Head capsule and mandible extensively smooth and shiny; clypeus entirely finely and densely sculptured and dull; antennal scape densely sculptured with fine, superficial punctures and very weakly shiny; flagellar segments densely sculptured with fine granules, and dull. Pronotal dorsum smooth and shiny; lateral face of pronotum and mesonotum with superficial punctation; posterior half of mesosoma more strongly sculptured. Petiole extensively and finely sculptured, with dorsum often smoother; dorsum of postpetiole almost smooth and shiny; other parts of postpetiole sculptured. Coxae, femora and tibiae superficially sculptured and weakly shiny; tarsi more distinctly microsculptured and dull. Gaster smooth and shiny.
Dorsum of head and pronotum sparsely covered with rather long hairs that are slightly shorter than the apical segment of antenna, mixed with much shorter hairs. Mesonotum, propodeum, waist, and gastral tergites and sternites more densely covered with standing hairs that are shorter than sparse long hairs on head dorsum. Outer face of mandible and antennal scape with standing hairs of variable length; flagellar segments with much shorter hairs; apical segment densely covered with erect pubescence, without standing hairs. Legs with standing hairs of variable length.

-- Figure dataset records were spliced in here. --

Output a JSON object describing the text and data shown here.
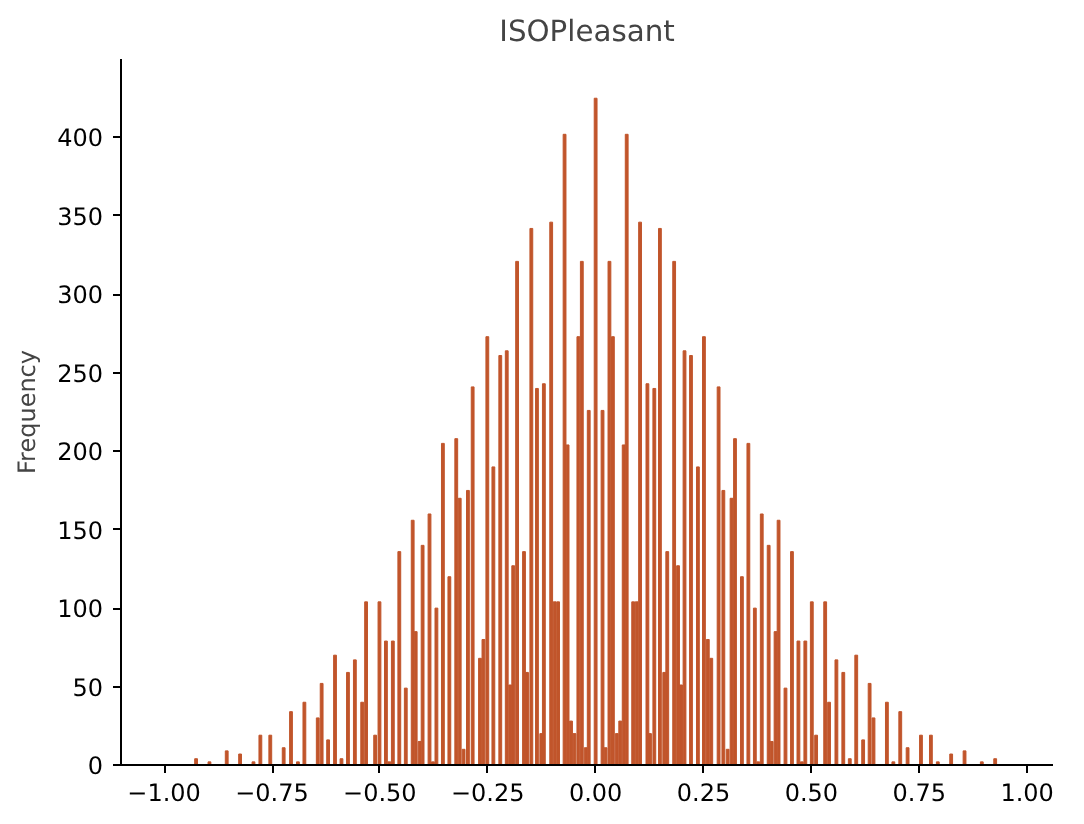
{
  "chart_data": {
    "type": "bar",
    "title": "ISOPleasant",
    "ylabel": "Frequency",
    "color": "#c1552b",
    "x": [
      -0.926,
      -0.895,
      -0.855,
      -0.824,
      -0.793,
      -0.777,
      -0.754,
      -0.723,
      -0.706,
      -0.69,
      -0.675,
      -0.644,
      -0.635,
      -0.62,
      -0.604,
      -0.589,
      -0.574,
      -0.558,
      -0.541,
      -0.532,
      -0.511,
      -0.501,
      -0.486,
      -0.478,
      -0.47,
      -0.455,
      -0.44,
      -0.424,
      -0.417,
      -0.408,
      -0.401,
      -0.385,
      -0.377,
      -0.369,
      -0.354,
      -0.339,
      -0.323,
      -0.315,
      -0.306,
      -0.296,
      -0.285,
      -0.268,
      -0.26,
      -0.251,
      -0.237,
      -0.221,
      -0.206,
      -0.198,
      -0.191,
      -0.182,
      -0.166,
      -0.159,
      -0.149,
      -0.136,
      -0.126,
      -0.12,
      -0.103,
      -0.095,
      -0.087,
      -0.072,
      -0.065,
      -0.057,
      -0.049,
      -0.04,
      -0.032,
      -0.023,
      -0.016,
      0,
      0.016,
      0.023,
      0.032,
      0.04,
      0.049,
      0.057,
      0.065,
      0.072,
      0.087,
      0.095,
      0.103,
      0.12,
      0.126,
      0.136,
      0.149,
      0.159,
      0.166,
      0.182,
      0.191,
      0.198,
      0.206,
      0.221,
      0.237,
      0.251,
      0.26,
      0.268,
      0.285,
      0.296,
      0.306,
      0.315,
      0.323,
      0.339,
      0.354,
      0.369,
      0.377,
      0.385,
      0.401,
      0.408,
      0.417,
      0.424,
      0.44,
      0.455,
      0.47,
      0.478,
      0.486,
      0.501,
      0.511,
      0.532,
      0.541,
      0.558,
      0.574,
      0.589,
      0.604,
      0.62,
      0.635,
      0.644,
      0.675,
      0.69,
      0.706,
      0.723,
      0.754,
      0.777,
      0.793,
      0.824,
      0.855,
      0.895,
      0.926
    ],
    "values": [
      4,
      2,
      9,
      7,
      2,
      19,
      19,
      11,
      34,
      2,
      40,
      30,
      52,
      16,
      70,
      4,
      59,
      67,
      40,
      104,
      19,
      104,
      79,
      2,
      79,
      136,
      49,
      156,
      85,
      15,
      140,
      160,
      2,
      100,
      205,
      120,
      208,
      170,
      10,
      175,
      241,
      68,
      80,
      273,
      190,
      261,
      264,
      51,
      127,
      321,
      136,
      59,
      342,
      240,
      20,
      243,
      346,
      104,
      104,
      402,
      204,
      28,
      20,
      273,
      321,
      11,
      226,
      425,
      226,
      11,
      321,
      273,
      20,
      28,
      204,
      402,
      104,
      104,
      346,
      243,
      20,
      240,
      342,
      59,
      136,
      321,
      127,
      51,
      264,
      261,
      190,
      273,
      80,
      68,
      241,
      175,
      10,
      170,
      208,
      120,
      205,
      100,
      2,
      160,
      140,
      15,
      85,
      156,
      49,
      136,
      79,
      2,
      79,
      104,
      19,
      104,
      40,
      67,
      59,
      4,
      70,
      16,
      52,
      30,
      40,
      2,
      34,
      11,
      19,
      19,
      2,
      7,
      9,
      2,
      4
    ],
    "xlim": [
      -1.1,
      1.06
    ],
    "ylim": [
      0,
      450
    ],
    "xticks": [
      {
        "value": -1,
        "label": "−1.00"
      },
      {
        "value": -0.75,
        "label": "−0.75"
      },
      {
        "value": -0.5,
        "label": "−0.50"
      },
      {
        "value": -0.25,
        "label": "−0.25"
      },
      {
        "value": 0,
        "label": "0.00"
      },
      {
        "value": 0.25,
        "label": "0.25"
      },
      {
        "value": 0.5,
        "label": "0.50"
      },
      {
        "value": 0.75,
        "label": "0.75"
      },
      {
        "value": 1,
        "label": "1.00"
      }
    ],
    "yticks": [
      0,
      50,
      100,
      150,
      200,
      250,
      300,
      350,
      400
    ],
    "grid": false
  }
}
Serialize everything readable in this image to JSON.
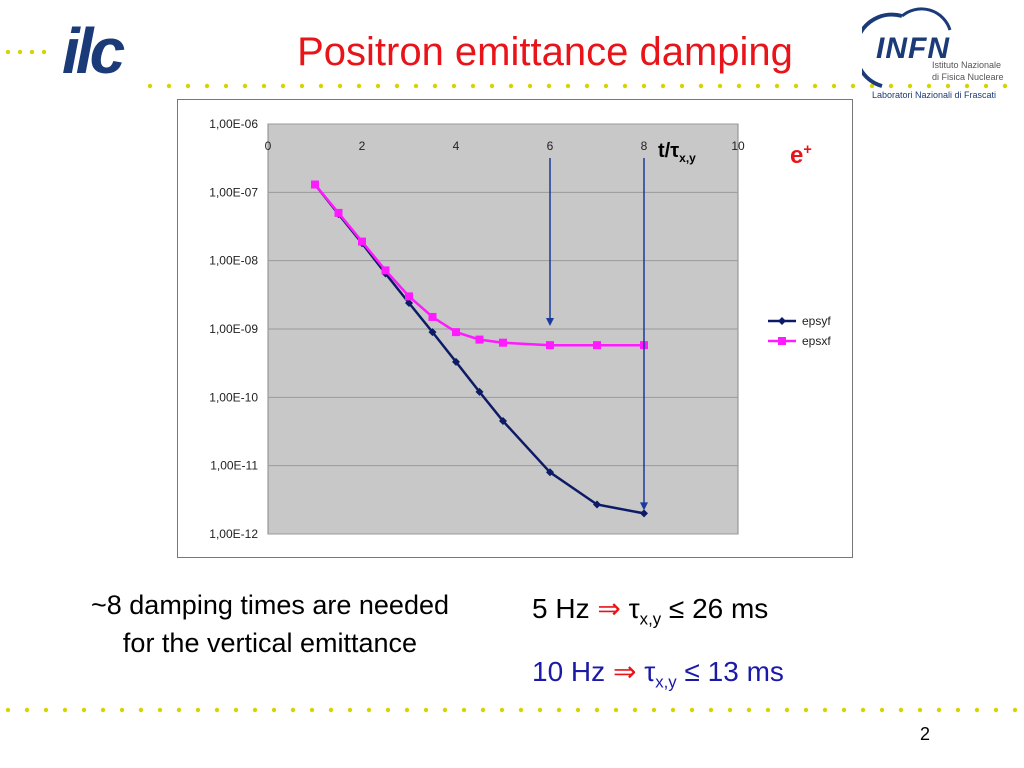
{
  "slide": {
    "title": "Positron emittance damping",
    "page_number": "2",
    "ilc_logo_text": "ilc",
    "infn_logo": {
      "name": "INFN",
      "line1": "Istituto Nazionale",
      "line2": "di Fisica Nucleare",
      "line3": "Laboratori Nazionali di Frascati"
    },
    "note": "~8 damping times are needed for the vertical emittance",
    "rate1": {
      "freq": "5 Hz",
      "arrow": "⇒",
      "tau": "τ",
      "sub": "x,y",
      "rel": "≤",
      "value": "26 ms"
    },
    "rate2": {
      "freq": "10 Hz",
      "arrow": "⇒",
      "tau": "τ",
      "sub": "x,y",
      "rel": "≤",
      "value": "13 ms"
    },
    "particle_label": "e",
    "particle_sup": "+",
    "axis_annotation": {
      "main": "t/τ",
      "sub": "x,y"
    }
  },
  "colors": {
    "title": "#e8141a",
    "epsyf": "#0d1a66",
    "epsxf": "#ff1aff",
    "plot_bg": "#c8c8c8",
    "arrow": "#1a3a9e",
    "rate2": "#1a1aa8"
  },
  "chart_data": {
    "type": "line",
    "x_ticks": [
      "0",
      "2",
      "4",
      "6",
      "8",
      "10"
    ],
    "y_ticks": [
      "1,00E-06",
      "1,00E-07",
      "1,00E-08",
      "1,00E-09",
      "1,00E-10",
      "1,00E-11",
      "1,00E-12"
    ],
    "xlim": [
      0,
      10
    ],
    "ylim": [
      1e-12,
      1e-06
    ],
    "y_scale": "log",
    "x_axis_position": "top",
    "legend_position": "right",
    "grid": "horizontal",
    "series": [
      {
        "name": "epsyf",
        "x": [
          1,
          1.5,
          2,
          2.5,
          3,
          3.5,
          4,
          4.5,
          5,
          6,
          7,
          8
        ],
        "y": [
          1.3e-07,
          4.8e-08,
          1.8e-08,
          6.5e-09,
          2.4e-09,
          9e-10,
          3.3e-10,
          1.2e-10,
          4.5e-11,
          8e-12,
          2.7e-12,
          2e-12
        ]
      },
      {
        "name": "epsxf",
        "x": [
          1,
          1.5,
          2,
          2.5,
          3,
          3.5,
          4,
          4.5,
          5,
          6,
          7,
          8
        ],
        "y": [
          1.3e-07,
          5e-08,
          1.9e-08,
          7.2e-09,
          3e-09,
          1.5e-09,
          9e-10,
          7e-10,
          6.3e-10,
          5.8e-10,
          5.8e-10,
          5.8e-10
        ]
      }
    ],
    "annotations": [
      {
        "type": "arrow",
        "x": 6,
        "from_y": 1e-06,
        "to_y": 1e-09
      },
      {
        "type": "arrow",
        "x": 8,
        "from_y": 1e-06,
        "to_y": 2e-12
      }
    ]
  }
}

Body rather distinctly bicoloured; head, antenna, waist, gaster and legs yellowish to light brown or orange; vertex of head darker; mesosoma blackish except for dorsum and ventral margin of pronotum yellowish brown.
Holotype: worker, Danum Valley, Lahad Datu District, Sabah, Borneo (E. Malaysia) (5°1.03’N; 117°44.87’E) vii 2012, leg. W. Wang, BRL2WF3 Aii (Institute for Tropical Biology and Conservation: Malaysia Sabah University). Paratypes: 7 workers, same data as above (SKY Collection, Kitakyushu Museum of Natural History and Human History; Thailand Natural History Museum; ITBC).
The specific epithet sirenicus means “bewitching” in Latin, and refers to the attractive body proportion and coloration of the new species.